The soup journey continues.. today I made my 3rd soup since back from Pai. My 2nd soup making adventure was on Pumpkin and.. so is my 3rd! Guess I really love the thick like a puree soup, served with some toasted whole wheat tortilla and pumpkin seeds here.
I've posted a Pumpkin and Sweet Potato soup before and that was really yummy too. Today's recipe is filled with the orange goodness of Pumpkin and Carrots! Carrots added a natural sweetness which is brought out by roasting them in the oven prior to cooking. Some spice, in the form of cumin and curry powder provided a savoury kick to the meal. This is seriously addictive.

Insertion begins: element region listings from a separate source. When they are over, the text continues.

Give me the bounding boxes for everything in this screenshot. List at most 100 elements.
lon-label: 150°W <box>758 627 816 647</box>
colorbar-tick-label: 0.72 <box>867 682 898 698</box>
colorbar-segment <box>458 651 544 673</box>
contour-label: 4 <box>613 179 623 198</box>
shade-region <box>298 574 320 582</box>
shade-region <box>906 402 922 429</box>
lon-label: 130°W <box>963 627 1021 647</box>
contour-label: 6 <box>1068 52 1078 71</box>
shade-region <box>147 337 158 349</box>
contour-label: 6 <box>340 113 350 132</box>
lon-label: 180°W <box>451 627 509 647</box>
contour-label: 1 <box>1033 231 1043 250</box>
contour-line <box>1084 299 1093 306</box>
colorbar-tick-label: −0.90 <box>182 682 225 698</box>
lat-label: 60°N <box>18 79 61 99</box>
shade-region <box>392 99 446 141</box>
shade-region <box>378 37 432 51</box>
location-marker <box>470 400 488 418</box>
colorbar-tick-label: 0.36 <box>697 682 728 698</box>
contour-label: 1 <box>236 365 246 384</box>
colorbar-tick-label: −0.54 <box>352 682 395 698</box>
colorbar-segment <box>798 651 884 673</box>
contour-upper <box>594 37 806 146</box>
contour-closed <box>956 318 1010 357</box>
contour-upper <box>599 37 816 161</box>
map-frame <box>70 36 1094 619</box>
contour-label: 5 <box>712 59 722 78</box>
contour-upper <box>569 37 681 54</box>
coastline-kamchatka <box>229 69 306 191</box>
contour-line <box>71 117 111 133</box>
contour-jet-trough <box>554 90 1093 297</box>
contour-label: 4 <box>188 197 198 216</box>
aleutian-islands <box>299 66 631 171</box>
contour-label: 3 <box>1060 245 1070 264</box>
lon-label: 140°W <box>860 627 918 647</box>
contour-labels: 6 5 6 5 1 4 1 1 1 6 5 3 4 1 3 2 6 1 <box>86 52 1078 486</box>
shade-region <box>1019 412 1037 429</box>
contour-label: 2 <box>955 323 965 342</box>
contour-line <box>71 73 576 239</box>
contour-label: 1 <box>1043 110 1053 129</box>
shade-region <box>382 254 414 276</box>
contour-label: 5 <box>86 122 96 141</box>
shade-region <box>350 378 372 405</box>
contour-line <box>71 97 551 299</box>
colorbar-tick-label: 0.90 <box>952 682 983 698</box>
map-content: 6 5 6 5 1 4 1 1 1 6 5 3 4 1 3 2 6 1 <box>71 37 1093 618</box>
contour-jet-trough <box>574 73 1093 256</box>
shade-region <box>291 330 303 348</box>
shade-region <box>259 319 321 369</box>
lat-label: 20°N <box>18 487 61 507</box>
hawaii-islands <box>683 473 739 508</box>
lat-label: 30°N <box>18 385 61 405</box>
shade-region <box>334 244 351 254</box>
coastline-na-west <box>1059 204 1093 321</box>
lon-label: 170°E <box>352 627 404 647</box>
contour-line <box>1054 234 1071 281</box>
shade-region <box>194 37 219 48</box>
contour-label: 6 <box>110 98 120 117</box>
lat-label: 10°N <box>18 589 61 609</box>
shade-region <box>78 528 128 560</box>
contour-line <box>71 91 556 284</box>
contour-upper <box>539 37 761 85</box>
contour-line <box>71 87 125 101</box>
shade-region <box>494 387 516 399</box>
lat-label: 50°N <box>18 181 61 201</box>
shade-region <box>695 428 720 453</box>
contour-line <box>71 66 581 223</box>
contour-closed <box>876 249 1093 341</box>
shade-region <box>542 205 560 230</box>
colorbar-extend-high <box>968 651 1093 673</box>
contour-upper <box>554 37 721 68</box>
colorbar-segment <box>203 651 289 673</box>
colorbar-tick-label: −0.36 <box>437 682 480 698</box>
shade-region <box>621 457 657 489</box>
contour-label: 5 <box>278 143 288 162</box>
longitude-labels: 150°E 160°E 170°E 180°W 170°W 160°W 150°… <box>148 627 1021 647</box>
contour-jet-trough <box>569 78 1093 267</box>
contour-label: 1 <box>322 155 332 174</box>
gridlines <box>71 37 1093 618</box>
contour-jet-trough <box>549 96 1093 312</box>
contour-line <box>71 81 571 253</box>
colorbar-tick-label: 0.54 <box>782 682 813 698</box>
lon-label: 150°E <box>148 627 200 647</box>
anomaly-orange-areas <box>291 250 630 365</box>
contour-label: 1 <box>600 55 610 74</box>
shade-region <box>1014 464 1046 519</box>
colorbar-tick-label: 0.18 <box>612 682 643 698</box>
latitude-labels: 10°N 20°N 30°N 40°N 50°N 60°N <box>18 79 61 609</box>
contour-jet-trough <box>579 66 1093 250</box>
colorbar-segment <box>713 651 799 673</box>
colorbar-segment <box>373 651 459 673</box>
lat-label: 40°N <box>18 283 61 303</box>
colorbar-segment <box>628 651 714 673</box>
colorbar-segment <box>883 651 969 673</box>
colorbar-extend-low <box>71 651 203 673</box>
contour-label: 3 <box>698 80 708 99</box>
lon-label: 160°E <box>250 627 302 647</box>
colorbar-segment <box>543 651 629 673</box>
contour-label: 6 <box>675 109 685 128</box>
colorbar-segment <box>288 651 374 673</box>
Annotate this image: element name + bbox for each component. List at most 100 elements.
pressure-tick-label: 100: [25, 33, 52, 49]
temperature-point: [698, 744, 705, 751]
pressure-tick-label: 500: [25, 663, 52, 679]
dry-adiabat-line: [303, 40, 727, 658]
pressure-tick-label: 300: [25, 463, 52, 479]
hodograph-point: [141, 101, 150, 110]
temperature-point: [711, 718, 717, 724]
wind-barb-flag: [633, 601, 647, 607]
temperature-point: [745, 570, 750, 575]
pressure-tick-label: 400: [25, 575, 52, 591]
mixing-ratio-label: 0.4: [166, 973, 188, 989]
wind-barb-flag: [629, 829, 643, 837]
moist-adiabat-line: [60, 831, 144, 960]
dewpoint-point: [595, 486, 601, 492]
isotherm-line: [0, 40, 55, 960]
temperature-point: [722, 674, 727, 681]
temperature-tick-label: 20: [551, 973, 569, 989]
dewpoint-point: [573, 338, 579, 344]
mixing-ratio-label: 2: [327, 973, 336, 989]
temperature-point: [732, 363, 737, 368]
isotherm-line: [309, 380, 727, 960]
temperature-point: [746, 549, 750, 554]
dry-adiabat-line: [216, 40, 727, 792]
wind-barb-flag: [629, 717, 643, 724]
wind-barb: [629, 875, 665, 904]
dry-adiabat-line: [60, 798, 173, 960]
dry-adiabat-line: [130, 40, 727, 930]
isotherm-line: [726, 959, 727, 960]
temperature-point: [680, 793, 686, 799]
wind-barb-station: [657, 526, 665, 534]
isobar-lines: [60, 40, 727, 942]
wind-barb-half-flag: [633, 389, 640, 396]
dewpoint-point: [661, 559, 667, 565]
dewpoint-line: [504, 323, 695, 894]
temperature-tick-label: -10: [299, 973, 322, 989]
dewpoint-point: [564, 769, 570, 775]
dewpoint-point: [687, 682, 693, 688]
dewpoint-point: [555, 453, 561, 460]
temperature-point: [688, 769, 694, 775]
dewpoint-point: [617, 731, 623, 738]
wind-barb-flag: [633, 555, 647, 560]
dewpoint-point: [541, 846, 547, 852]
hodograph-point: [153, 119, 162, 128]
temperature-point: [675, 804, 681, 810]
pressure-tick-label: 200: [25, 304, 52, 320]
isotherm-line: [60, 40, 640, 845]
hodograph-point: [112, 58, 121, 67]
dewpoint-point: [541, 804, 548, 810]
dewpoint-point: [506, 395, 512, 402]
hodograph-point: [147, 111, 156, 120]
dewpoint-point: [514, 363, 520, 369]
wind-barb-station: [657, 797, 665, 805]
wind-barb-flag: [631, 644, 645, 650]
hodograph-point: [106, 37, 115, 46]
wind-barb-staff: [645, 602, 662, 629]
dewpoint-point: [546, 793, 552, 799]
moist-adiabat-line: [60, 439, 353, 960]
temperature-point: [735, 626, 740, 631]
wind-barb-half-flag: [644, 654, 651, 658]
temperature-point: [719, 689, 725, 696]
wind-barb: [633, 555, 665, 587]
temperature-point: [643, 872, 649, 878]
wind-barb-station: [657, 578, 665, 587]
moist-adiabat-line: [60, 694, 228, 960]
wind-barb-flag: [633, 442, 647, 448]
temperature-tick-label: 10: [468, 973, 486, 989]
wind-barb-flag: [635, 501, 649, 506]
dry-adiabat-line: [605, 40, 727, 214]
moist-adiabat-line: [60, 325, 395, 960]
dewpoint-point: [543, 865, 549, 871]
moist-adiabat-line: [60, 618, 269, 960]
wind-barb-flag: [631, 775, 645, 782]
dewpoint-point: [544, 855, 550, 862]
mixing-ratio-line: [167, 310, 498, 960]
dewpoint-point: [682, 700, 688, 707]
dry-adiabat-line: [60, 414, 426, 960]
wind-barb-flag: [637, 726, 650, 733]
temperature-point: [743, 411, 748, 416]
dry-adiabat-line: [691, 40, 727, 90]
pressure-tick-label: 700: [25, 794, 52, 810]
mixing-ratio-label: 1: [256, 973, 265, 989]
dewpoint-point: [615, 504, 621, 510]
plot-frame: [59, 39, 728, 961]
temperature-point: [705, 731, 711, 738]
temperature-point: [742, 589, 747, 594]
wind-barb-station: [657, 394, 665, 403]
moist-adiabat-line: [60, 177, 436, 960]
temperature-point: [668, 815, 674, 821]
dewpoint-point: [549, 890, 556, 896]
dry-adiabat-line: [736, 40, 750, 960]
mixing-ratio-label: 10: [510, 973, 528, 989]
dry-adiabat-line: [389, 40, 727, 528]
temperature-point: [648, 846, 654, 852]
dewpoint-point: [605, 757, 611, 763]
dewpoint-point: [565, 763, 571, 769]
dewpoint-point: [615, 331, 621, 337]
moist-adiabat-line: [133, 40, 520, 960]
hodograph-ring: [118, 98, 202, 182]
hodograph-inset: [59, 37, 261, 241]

1 large pumpkin (I mean really huge!)
4 large carrots
4 big onions, skinned + 1/2 big onion, sliced
2 bulbs of garlic, skinned
4 cups water
1 tsp ground coriander
1 tsp cumin seeds
1 tablespoon fish curry powder
sea salt and black pepper to taste
1. Wash, peel and chop carrots into big pieces.
2. Wash, core and chop pumpkin into big pieces. (I left the skin on)
3. Roast carrots, pumpkins, onions and garlic at 200C for 30min until very soft. (I used Top Bottom Fan mode)
4. 10 minutes before the roots are soft enough, heat a tablespoon of coconut oil in a large pot and add the sliced onions. Sauteed until brown and fragrant. Add the coriander and cumin and stir into the onions.
4. Place all the roasted roots into the pot (the pumpkin flesh should tear away from the skin easily), add the water and curry powder, salt and black pepper. Simmer for 10 - 15 minutes, blend and serve.
Above makes around 10 portions of soups. I kept half in the chiller for this week of breakfast and froze the rest. Easy. Wholesome. Healthy.